- Born: Barnabas Lynn Neufeld
- Education: BA, Adolescent Psychology, 1978
- Alma mater: Simon Fraser University
- Known for: Controversial former school trustee
- Website: barryneufeld.academia.edu

= Barry Neufeld =

Former school trustee

Barry Neufeld is a former school trustee from Chilliwack, BC. Neufeld was first elected in December 1993 and held office until December 2008. He was elected again in December 2011 and held office until October 2022. Neufeld has been criticized for making bigoted and discriminatory remarks towards the LGBTQ+ community, and in May 2020, he was accused of disparaging the Chief Public Health Officer of Canada, Dr.
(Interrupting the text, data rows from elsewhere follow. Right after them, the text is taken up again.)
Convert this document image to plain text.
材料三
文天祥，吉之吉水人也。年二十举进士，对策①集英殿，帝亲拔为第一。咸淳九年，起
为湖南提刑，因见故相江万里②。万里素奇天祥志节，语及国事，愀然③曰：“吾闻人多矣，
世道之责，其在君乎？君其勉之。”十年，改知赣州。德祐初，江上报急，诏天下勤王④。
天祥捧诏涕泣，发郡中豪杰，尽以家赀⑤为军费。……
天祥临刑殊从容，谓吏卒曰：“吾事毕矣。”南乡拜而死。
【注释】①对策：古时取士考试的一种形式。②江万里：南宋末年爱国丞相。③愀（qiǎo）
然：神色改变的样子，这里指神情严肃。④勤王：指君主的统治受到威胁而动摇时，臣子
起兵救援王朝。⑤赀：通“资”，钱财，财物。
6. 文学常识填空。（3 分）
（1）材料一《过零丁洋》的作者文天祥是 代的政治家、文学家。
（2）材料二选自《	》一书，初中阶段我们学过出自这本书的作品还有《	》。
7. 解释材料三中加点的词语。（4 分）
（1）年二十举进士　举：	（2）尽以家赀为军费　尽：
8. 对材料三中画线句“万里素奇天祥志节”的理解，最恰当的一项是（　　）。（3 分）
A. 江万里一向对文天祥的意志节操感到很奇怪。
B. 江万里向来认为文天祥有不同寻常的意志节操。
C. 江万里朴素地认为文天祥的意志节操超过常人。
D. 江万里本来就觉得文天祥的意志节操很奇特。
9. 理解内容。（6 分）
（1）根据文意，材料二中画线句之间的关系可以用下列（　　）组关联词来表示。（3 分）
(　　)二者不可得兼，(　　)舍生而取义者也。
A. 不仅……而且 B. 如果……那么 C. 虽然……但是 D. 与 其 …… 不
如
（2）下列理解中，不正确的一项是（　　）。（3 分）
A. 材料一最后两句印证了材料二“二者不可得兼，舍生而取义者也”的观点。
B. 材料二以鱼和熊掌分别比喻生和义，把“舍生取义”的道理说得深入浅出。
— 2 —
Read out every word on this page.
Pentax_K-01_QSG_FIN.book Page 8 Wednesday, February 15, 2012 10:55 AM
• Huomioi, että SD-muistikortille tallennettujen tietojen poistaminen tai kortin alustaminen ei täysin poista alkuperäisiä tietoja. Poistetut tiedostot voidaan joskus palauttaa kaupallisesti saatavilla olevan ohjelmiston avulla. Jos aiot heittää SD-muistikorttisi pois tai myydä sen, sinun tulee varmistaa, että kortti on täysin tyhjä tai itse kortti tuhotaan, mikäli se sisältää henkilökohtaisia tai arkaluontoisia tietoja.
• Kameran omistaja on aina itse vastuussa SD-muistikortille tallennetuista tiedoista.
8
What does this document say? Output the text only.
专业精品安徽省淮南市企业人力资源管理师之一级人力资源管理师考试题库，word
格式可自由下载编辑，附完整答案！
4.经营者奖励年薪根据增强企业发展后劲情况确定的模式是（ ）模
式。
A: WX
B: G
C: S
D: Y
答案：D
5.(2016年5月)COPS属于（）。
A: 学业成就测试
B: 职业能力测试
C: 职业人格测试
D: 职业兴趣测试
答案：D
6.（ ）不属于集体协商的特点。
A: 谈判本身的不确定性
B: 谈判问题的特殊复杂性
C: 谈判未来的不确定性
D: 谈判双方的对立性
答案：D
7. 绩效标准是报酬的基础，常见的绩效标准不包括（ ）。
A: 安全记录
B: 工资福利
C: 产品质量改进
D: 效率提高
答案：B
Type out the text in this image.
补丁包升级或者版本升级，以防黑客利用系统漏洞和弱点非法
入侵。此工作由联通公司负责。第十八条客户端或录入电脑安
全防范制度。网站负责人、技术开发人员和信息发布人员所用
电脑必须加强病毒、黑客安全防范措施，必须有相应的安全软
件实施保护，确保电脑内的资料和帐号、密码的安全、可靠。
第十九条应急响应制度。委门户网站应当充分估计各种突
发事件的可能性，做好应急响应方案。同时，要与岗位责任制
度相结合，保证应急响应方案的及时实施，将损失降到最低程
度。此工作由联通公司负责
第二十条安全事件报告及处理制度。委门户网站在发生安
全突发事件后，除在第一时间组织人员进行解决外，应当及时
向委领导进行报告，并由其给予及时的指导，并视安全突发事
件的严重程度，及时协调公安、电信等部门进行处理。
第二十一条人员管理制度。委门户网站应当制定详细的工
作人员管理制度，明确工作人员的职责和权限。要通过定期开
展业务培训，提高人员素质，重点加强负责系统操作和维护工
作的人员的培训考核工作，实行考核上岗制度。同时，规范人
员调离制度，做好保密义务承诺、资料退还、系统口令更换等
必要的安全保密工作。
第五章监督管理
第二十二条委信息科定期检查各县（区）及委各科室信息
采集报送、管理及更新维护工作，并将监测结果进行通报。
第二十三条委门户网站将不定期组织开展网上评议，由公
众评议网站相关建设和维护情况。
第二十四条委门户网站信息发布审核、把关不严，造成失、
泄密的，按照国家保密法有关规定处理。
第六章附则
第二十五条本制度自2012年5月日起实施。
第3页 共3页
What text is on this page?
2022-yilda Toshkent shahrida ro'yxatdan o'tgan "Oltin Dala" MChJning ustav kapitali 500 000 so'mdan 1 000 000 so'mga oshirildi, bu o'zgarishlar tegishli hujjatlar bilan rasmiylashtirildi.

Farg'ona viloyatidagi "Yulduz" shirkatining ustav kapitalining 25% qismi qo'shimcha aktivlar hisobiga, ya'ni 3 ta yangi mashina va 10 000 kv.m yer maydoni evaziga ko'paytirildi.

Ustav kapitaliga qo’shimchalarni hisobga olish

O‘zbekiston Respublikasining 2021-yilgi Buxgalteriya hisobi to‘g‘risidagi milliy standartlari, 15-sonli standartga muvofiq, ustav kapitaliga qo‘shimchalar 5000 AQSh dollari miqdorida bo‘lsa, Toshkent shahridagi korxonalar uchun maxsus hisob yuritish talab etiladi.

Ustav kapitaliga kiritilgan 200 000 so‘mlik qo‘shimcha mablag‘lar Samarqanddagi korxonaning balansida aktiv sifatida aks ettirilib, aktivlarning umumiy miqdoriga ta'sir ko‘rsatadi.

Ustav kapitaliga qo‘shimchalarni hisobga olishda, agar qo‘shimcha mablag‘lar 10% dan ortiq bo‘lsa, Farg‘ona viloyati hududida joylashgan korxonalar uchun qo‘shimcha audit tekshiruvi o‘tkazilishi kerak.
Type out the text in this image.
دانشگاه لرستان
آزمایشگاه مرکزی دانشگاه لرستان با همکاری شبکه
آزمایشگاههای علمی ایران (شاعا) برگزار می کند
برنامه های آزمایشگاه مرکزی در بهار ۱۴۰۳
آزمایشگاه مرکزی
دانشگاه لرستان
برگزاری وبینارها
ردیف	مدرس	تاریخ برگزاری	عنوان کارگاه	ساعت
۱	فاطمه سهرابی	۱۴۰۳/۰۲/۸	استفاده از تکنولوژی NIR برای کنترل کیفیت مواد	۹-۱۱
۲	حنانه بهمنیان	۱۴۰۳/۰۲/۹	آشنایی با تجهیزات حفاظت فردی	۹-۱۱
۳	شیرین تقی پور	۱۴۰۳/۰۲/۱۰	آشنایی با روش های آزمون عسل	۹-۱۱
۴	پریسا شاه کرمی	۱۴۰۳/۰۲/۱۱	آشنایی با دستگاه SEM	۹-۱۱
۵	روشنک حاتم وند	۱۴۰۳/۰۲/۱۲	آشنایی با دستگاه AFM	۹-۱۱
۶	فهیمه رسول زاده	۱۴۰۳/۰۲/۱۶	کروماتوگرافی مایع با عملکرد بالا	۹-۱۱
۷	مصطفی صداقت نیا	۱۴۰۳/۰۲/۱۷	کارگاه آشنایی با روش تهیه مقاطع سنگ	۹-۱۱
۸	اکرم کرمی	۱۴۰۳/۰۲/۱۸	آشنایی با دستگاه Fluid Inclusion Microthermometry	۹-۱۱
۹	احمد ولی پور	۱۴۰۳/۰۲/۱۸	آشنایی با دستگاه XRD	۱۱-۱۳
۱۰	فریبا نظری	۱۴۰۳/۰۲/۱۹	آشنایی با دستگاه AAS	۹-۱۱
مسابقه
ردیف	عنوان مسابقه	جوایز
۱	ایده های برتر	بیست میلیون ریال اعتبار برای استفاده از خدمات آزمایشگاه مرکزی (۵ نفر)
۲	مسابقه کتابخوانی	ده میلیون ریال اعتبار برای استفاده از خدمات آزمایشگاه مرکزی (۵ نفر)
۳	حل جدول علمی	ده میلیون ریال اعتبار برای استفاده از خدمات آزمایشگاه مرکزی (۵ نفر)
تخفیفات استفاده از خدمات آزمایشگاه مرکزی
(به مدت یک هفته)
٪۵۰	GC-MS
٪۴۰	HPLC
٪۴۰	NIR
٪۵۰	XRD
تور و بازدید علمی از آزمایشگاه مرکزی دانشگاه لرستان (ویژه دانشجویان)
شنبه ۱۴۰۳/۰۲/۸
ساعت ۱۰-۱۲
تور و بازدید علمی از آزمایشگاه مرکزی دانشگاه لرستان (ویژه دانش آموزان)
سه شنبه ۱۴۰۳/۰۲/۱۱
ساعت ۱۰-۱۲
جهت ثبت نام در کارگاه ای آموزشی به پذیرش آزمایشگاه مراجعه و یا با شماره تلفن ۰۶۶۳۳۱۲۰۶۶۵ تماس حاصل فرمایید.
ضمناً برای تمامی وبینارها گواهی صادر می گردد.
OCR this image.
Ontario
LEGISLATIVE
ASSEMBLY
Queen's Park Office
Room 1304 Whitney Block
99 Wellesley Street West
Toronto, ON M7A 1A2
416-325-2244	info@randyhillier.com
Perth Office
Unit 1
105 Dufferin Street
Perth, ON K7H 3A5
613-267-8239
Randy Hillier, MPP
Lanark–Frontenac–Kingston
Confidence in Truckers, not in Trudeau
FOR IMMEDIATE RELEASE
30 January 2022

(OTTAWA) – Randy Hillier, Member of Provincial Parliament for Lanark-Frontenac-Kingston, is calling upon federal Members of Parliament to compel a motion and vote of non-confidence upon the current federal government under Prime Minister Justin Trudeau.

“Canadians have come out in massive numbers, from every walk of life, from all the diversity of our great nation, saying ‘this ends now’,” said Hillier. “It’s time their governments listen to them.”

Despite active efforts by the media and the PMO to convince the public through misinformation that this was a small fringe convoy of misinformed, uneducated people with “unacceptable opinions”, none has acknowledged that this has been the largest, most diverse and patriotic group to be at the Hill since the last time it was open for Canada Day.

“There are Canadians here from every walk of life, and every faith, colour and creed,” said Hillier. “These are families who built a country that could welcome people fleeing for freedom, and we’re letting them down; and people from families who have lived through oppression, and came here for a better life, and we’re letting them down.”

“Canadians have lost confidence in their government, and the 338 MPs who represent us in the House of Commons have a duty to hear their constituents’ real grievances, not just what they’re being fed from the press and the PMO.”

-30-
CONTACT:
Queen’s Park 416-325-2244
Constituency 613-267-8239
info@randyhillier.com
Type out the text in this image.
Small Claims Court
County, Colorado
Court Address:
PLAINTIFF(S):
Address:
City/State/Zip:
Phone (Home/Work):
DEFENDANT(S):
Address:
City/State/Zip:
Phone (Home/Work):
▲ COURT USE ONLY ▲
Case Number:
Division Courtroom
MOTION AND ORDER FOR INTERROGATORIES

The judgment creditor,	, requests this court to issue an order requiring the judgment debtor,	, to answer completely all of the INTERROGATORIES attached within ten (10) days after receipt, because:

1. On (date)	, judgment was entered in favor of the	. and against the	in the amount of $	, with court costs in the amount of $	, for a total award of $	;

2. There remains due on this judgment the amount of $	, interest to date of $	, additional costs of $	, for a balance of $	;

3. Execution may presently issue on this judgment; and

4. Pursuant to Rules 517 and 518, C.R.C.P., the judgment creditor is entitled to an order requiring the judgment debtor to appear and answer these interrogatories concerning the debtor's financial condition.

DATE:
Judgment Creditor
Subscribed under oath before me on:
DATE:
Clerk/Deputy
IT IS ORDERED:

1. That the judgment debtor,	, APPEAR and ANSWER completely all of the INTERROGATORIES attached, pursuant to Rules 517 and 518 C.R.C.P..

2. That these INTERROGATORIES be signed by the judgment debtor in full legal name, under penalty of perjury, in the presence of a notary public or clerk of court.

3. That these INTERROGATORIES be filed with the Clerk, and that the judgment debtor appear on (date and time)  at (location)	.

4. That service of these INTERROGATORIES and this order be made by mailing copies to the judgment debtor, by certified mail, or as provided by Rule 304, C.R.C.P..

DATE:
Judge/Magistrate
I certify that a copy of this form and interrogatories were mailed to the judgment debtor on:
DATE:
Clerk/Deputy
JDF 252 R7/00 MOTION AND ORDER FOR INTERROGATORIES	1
Theresa Tam.

Neufeld made headlines in 2017 for comparing gender transitioning to child abuse. His comments attracted widespread media attention, a court filing by the Canadian Union of Public Employees, and a vocal exchange with political and human rights defender Morgane Oger.
 The superintendent of School District 33 Chilliwack, Evelyn Novak, responded saying Neufeld did not speak for the Board on that issue.

The Chilliwack School Teachers Association passed a vote of non-confidence in 2017. The Chilliwack Board of Education passed a motion asking Neufeld to resign and the Ministry of Education issued a statement.

In 2019, Neufeld's defamation lawsuit against British Columbia Teachers' Federation (BCTF) president Glen Hansman was dismissed in British Columbia’s first use of Strategic lawsuit against public participation ("anti-SLAPP") legislation. His appeal to the Supreme Court of Canada was dismissed in May 2023.

Neufeld has complained other trustees treated him "like a dirty old man".

Neufeld lost his bid for re-election in October 2022.

In 2022, Neufeld was sued by school trustee Carin Bondar who alleged that Neufeld defamed her when he called her a “striptease artist.” The comment was in reference to an educational video starring Bondar that parodied the Miley Cyrus music video, Wrecking Ball. Neufeld defended himself on the basis that Dr. Bondar had willingly entered an ideologically charged political arena that is well-known for ‘use of intemperate, offensive or harsh language aimed at discrediting one’s opponent'. Neufeld applied to have the case dismissed under the BC Protection of Public Participation Act, but this application was dismissed. Then, in April 2024, a B.C. Supreme Court judge ordered Barry Neufeld to pay Bondar $45,000 in defamation damages. Then, in 2025, Neufeld's appeal of this judgment to the BC Court of Appeal was dismissed.

In 2026 the B.C. Human Rights Tribunal ordered Neufeld to pay $750,000 to the Chilliwack Teachers' Association "in compensation to teachers' association members who identify as LGBTQ between October 2017 through 2022 for injury to their dignity, feelings and self-respect." The Tribunal also issued a statement that Neufeld had purposely violated their rules and orders during their deliberation proceedings.